Dark Buddha Rising – Mathreyata Review

I read somewhere that the standard of a good drone record is that good drone isn’t catchy, good drone catches you. When I was listening to Dark Buddha Rising‘s 2020 release Mathreyata, I was making quizzes at my desk before school started. “Sunyaga” came on at about 8:30 am, and I found myself pausing my work and letting myself succumb to the waves of drone and ritualistic atmosphere. Suddenly, my students walked in at 8:45 for class. I had gotten so lost in the Finns’ seventh full-length’s trance-inducing doom swells that I had completely lost track of time. The big question is: did I get lost in it for its impressively effective atmosphere or did I simply doze off from boredom?

Dark Buddha Rising is a Finnish band, formed in 2007 and packing six full-lengths and an EP under its belt. For a collective that channels drone, doom, and sludge (you’d be safe to throw some stoner doom in there too), their megalithic songwriting is surprisingly restrained, relying on simple bass riffs, distant vocals, and other instruments to communicate their psychedelic soundscape as it reaches a drone climax. While albums like Abyssolute Transfinite and Dhakmandal were densely expansive trips to the void, sprawling beasts in their hour-plus exercises, while 2015’s Inversum and 2019 EP II found the band streamlining their sound into more concise listens that nonetheless channeled its colossal sound albeit to shorter and crisper ends. 2020’s Mathreyata continues this trend, offering the most “accessible” installment yet, in a droning, sprawling, and psychedelic listen that benefits from its more concise runtime and cleaner production.

While previous albums had introduced their offerings with drawn-out ambient intros, “Sunyaga” kicks in almost immediately with a megaton mountainous riff, with its keyboard emphasis pushing strange atmospheres atop the density. As per the norm, Dark Buddha Rising‘s songwriting takes center stage, as tracks like “Nagathma” or “Mahathgata III”1 are dynamic sprawls, adding more and more simple tricks to a simple foundation of percussion or bass, allowing riffs to emphasize the weight they carry. “Uni” is an interesting take, as its ambient non-drone swells pave the way for the immense dread of “Mahathgata III” with intense crescendos and ritualistic drumming. Unlike Sunn O))) or Earth, whose density is a donnée and sluggish progressions meet mixed reception, Dark Buddha Rising‘s focus on slow-building dynamics and ritualistic atmosphere sets it above other drone, sludge, or doom of similar ilk in the use of the riff as climax rather than a given.

Vocals have always been an intriguing dimension to the Finns’ sound, utilizing whispers, chants, shrieks, or other strange tricks.

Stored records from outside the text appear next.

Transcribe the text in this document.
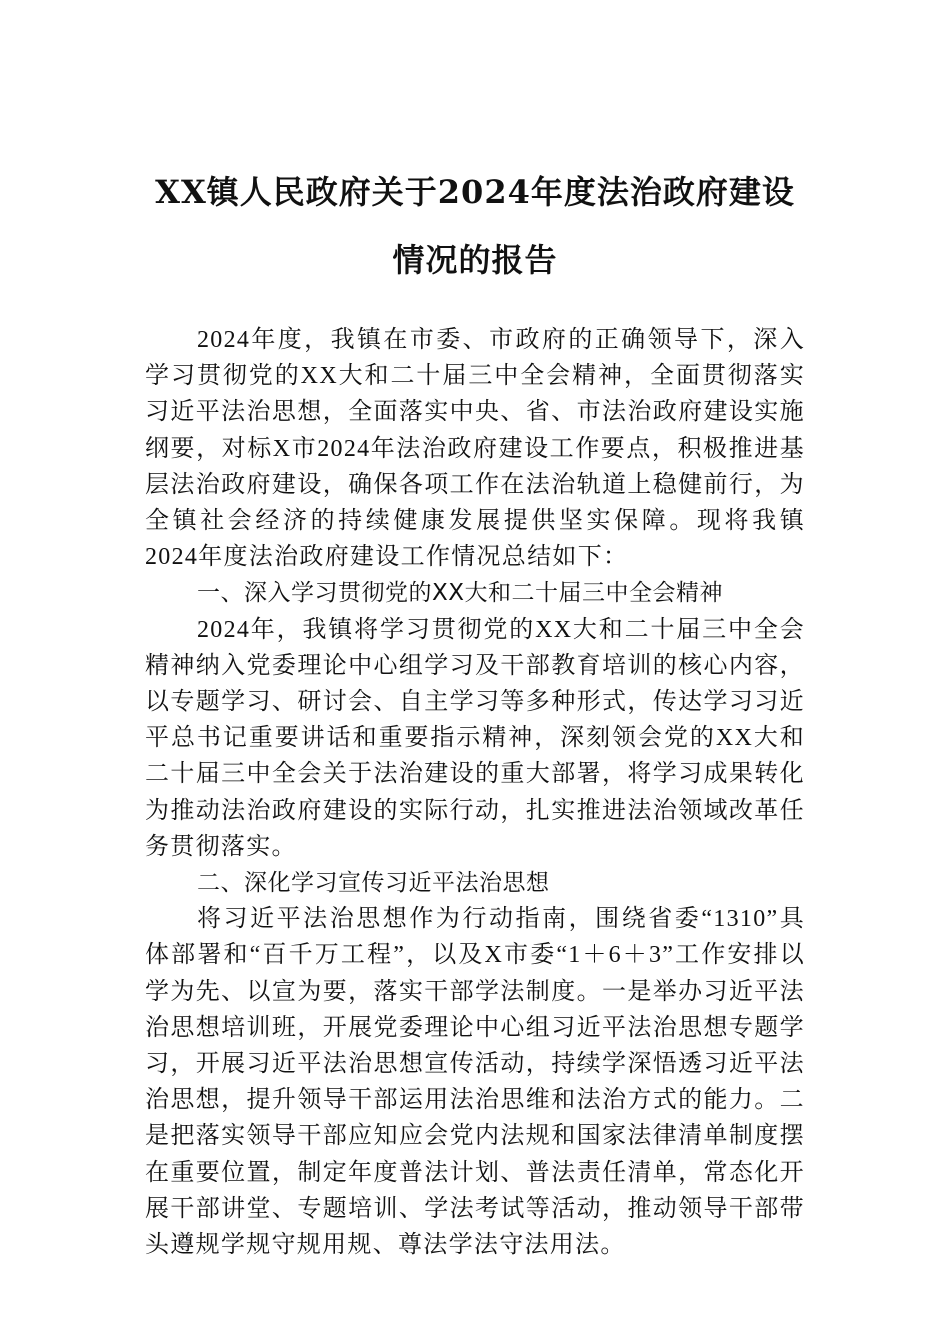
XX镇人民政府关于2024年度法治政府建设情况的报告

2024年度，我镇在市委、市政府的正确领导下，深入学习贯彻党的XX大和二十届三中全会精神，全面贯彻落实习近平法治思想，全面落实中央、省、市法治政府建设实施纲要，对标X市2024年法治政府建设工作要点，积极推进基层法治政府建设，确保各项工作在法治轨道上稳健前行，为全镇社会经济的持续健康发展提供坚实保障。现将我镇2024年度法治政府建设工作情况总结如下：

一、深入学习贯彻党的XX大和二十届三中全会精神

2024年，我镇将学习贯彻党的XX大和二十届三中全会精神纳入党委理论中心组学习及干部教育培训的核心内容，以专题学习、研讨会、自主学习等多种形式，传达学习习近平总书记重要讲话和重要指示精神，深刻领会党的XX大和二十届三中全会关于法治建设的重大部署，将学习成果转化为推动法治政府建设的实际行动，扎实推进法治领域改革任务贯彻落实。

二、深化学习宣传习近平法治思想

将习近平法治思想作为行动指南，围绕省委“1310”具体部署和“百千万工程”，以及X市委“1＋6＋3”工作安排以学为先、以宣为要，落实干部学法制度。一是举办习近平法治思想培训班，开展党委理论中心组习近平法治思想专题学习，开展习近平法治思想宣传活动，持续学深悟透习近平法治思想，提升领导干部运用法治思维和法治方式的能力。二是把落实领导干部应知应会党内法规和国家法律清单制度摆在重要位置，制定年度普法计划、普法责任清单，常态化开展干部讲堂、专题培训、学法考试等活动，推动领导干部带头遵规学规守规用规、尊法学法守法用法。
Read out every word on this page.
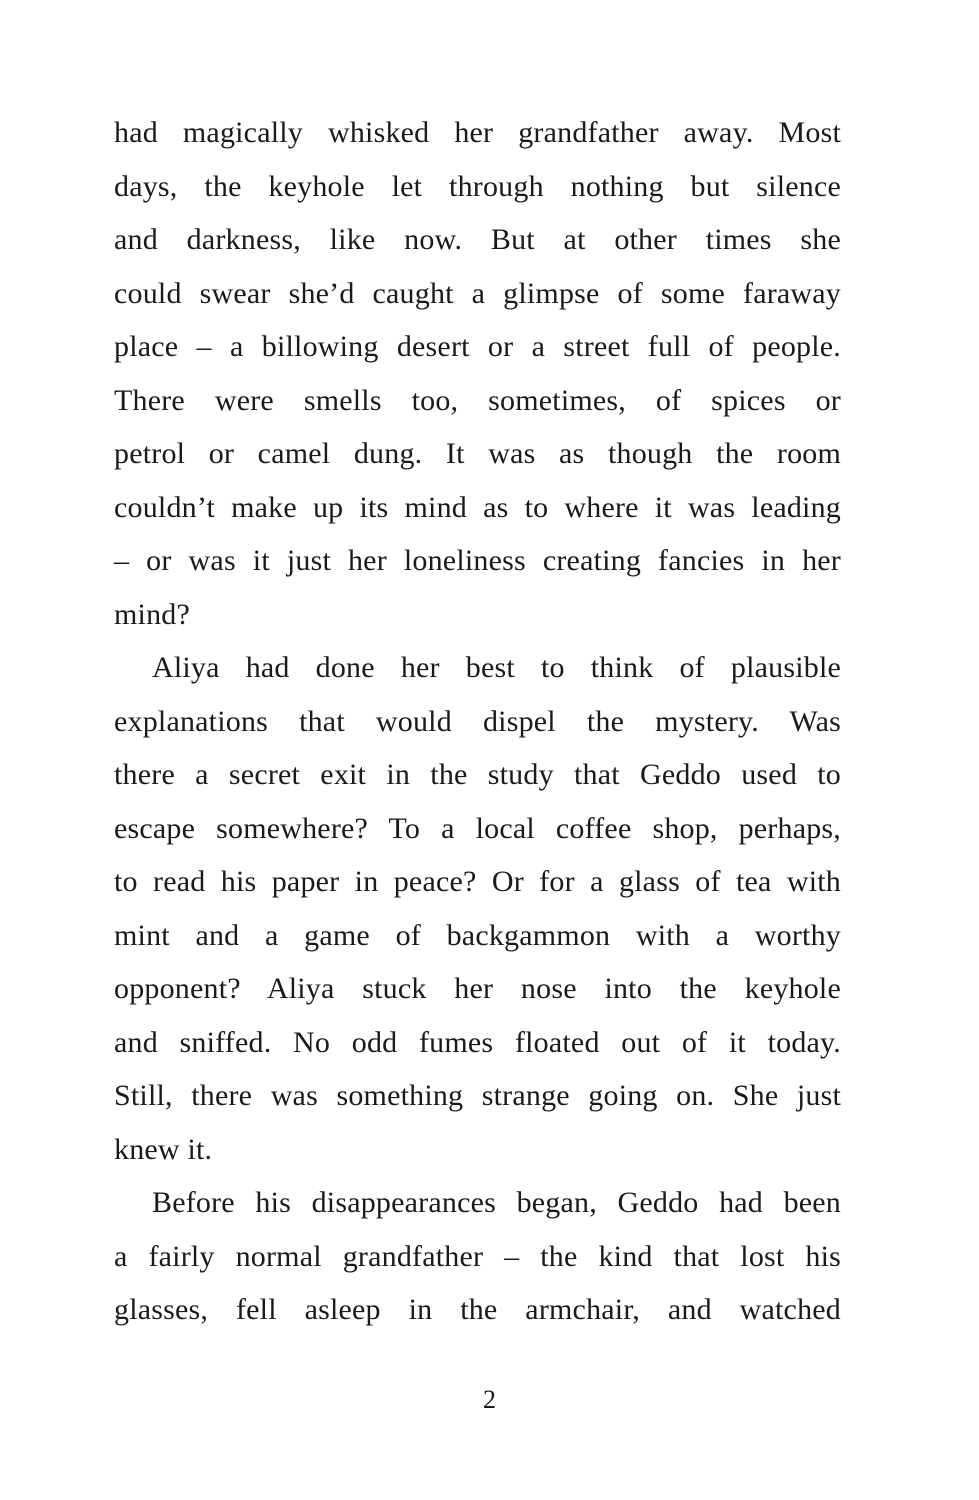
had magically whisked her grandfather away. Most
days, the keyhole let through nothing but silence
and darkness, like now. But at other times she
could swear she’d caught a glimpse of some faraway
place – a billowing desert or a street full of people.
There were smells too, sometimes, of spices or
petrol or camel dung. It was as though the room
couldn’t make up its mind as to where it was leading
– or was it just her loneliness creating fancies in her
mind?
Aliya had done her best to think of plausible
explanations that would dispel the mystery. Was
there a secret exit in the study that Geddo used to
escape somewhere? To a local coffee shop, perhaps,
to read his paper in peace? Or for a glass of tea with
mint and a game of backgammon with a worthy
opponent? Aliya stuck her nose into the keyhole
and sniffed. No odd fumes floated out of it today.
Still, there was something strange going on. She just
knew it.
Before his disappearances began, Geddo had been
a fairly normal grandfather – the kind that lost his
glasses, fell asleep in the armchair, and watched
2
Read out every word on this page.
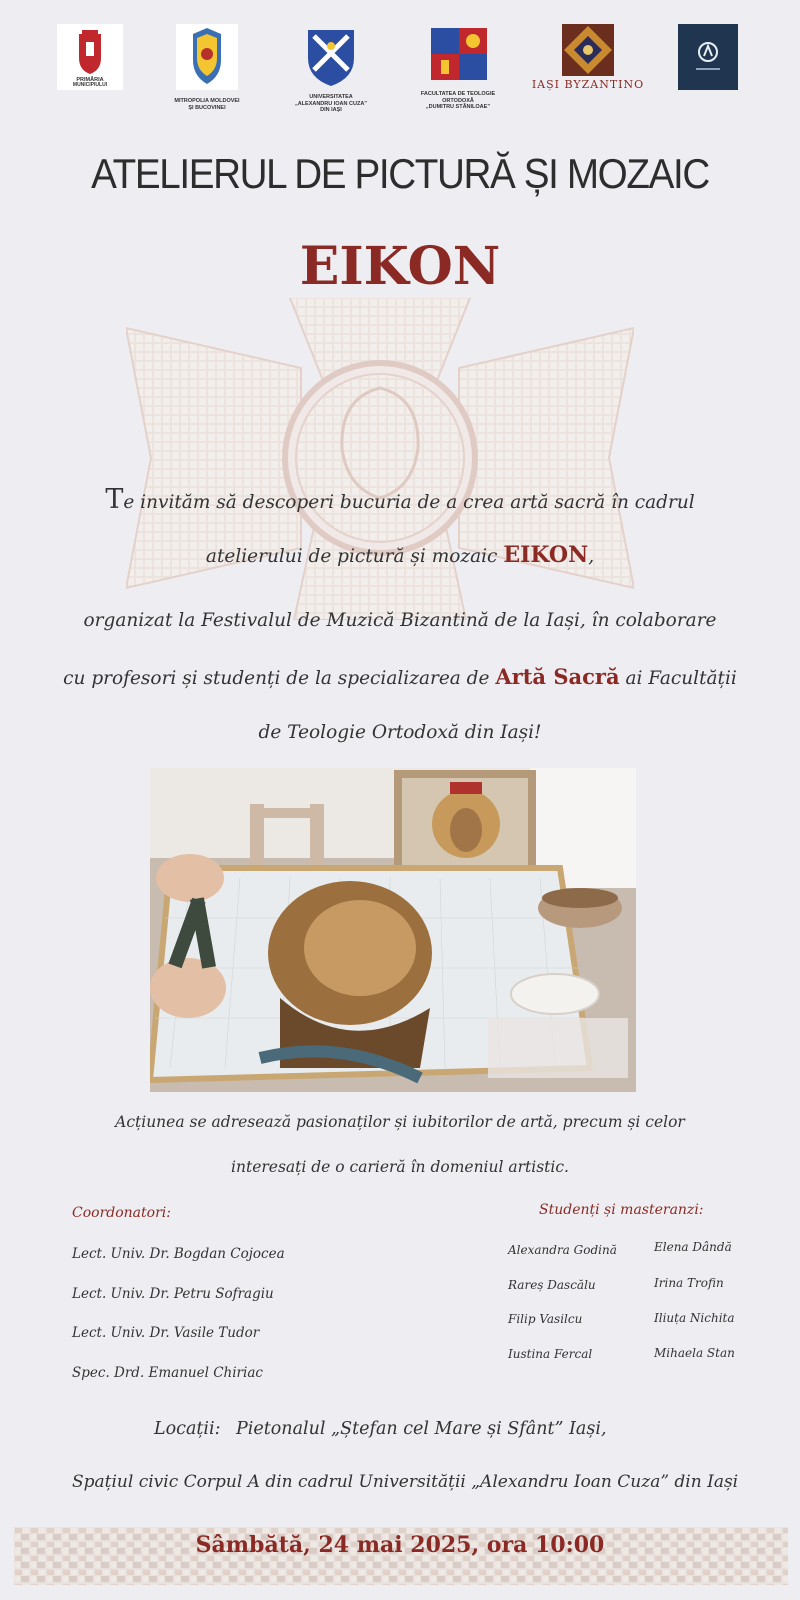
PRIMĂRIA
MUNICIPIULUI
MITROPOLIA MOLDOVEI
ȘI BUCOVINEI
UNIVERSITATEA
„ALEXANDRU IOAN CUZA”
DIN IAȘI
FACULTATEA DE TEOLOGIE
ORTODOXĂ
„DUMITRU STĂNILOAE”
IAȘI BYZANTINO
ATELIERUL DE PICTURĂ ȘI MOZAIC
EIKON
Te invităm să descoperi bucuria de a crea artă sacră în cadrul
atelierului de pictură și mozaic EIKON,
organizat la Festivalul de Muzică Bizantină de la Iași, în colaborare
cu profesori și studenți de la specializarea de Artă Sacră ai Facultății
de Teologie Ortodoxă din Iași!
Acțiunea se adresează pasionaților și iubitorilor de artă, precum și celor
interesați de o carieră în domeniul artistic.
Coordonatori:
Lect. Univ. Dr. Bogdan Cojocea
Lect. Univ. Dr. Petru Sofragiu
Lect. Univ. Dr. Vasile Tudor
Spec. Drd. Emanuel Chiriac
Studenți și masteranzi:
Alexandra Godină
Rareș Dascălu
Filip Vasilcu
Iustina Fercal
Elena Dândă
Irina Trofin
Iliuța Nichita
Mihaela Stan
Locații: Pietonalul „Ștefan cel Mare și Sfânt” Iași,
Spațiul civic Corpul A din cadrul Universității „Alexandru Ioan Cuza” din Iași
Sâmbătă, 24 mai 2025, ora 10:00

Inclusion of clean harmonies a la Baroness or Intronaut in “Sunyaga” and “Mahathgata III” add a newfound clarity, a stark contrast, between the enigmatic and the forthright. While the mystery of earlier albums was certainly a selling point, the purposeful opaqueness relegated each track to following a similar pattern: ambient intro, bluesy bassline, build, build, drone crush. Mathreyata instead revels in its variety and a decidedly album-long dynamic: “Sunyaga” is a furiously crushing opener, followed by the drone-meets-Amenra slow burn “Nagathma,” the seven-minute crescendo of “Uni,” and ending in the crushingly hypnotic “Mahathgata III.” It’s easy to write off Mathreyata as being too concise or too streamlined in light of its sprawling past, but the balance of crushing density, hypnotic repetition, and flurries of vocals, keyboard textures, and ambiance, all through the swelling tide of its consistently mammoth ambition, balances the razor’s edge with amorphous precision. Repeated listens furthermore peel back its dense layers, discovering new rewards with each feasible spin.

At the end of the day, Dark Buddha Rising is still drone, and likely won’t change your mind about it. However, Mathreyata, like its predecessors, is so crisp and precise in its patient crescendos and hypnotic pitch-black atmosphere that comparing it to the genre’s stereotypical drone sprawlers in Sunn O))), Earth, or Nadja feels unfair. If anything, it aligns itself most closely to Boris‘s classic drone efforts “Feedbacker” or Pink in the shapeshifting miasma, but even then, these Finns have accomplished an intricate atmosphere utterly devoid of light more reminiscent of Khanate or Black Boned Angel. Ultimately, Mathreyata is, in the words of the great Carcharodon,2 “an album to get lost in” and another stunning addition to a fantastic discography – a pinnacle of drone and songwriting. As I lose my mind in the spirals of hypnotic drone repetition, consider my dark buddha risen.


Rating: 4.0/5.0
DR: 6 | Format Reviewed: 320 kbps mp3
Label: Svart Records
Websites: facebook.com/dbrising | darkbuddharising.bandcamp.com
Releases Worldwide: November 13th, 2020

Show 2 footnotes

  1. A continuation from the two tracks of EP II.
  2. About a completely different album.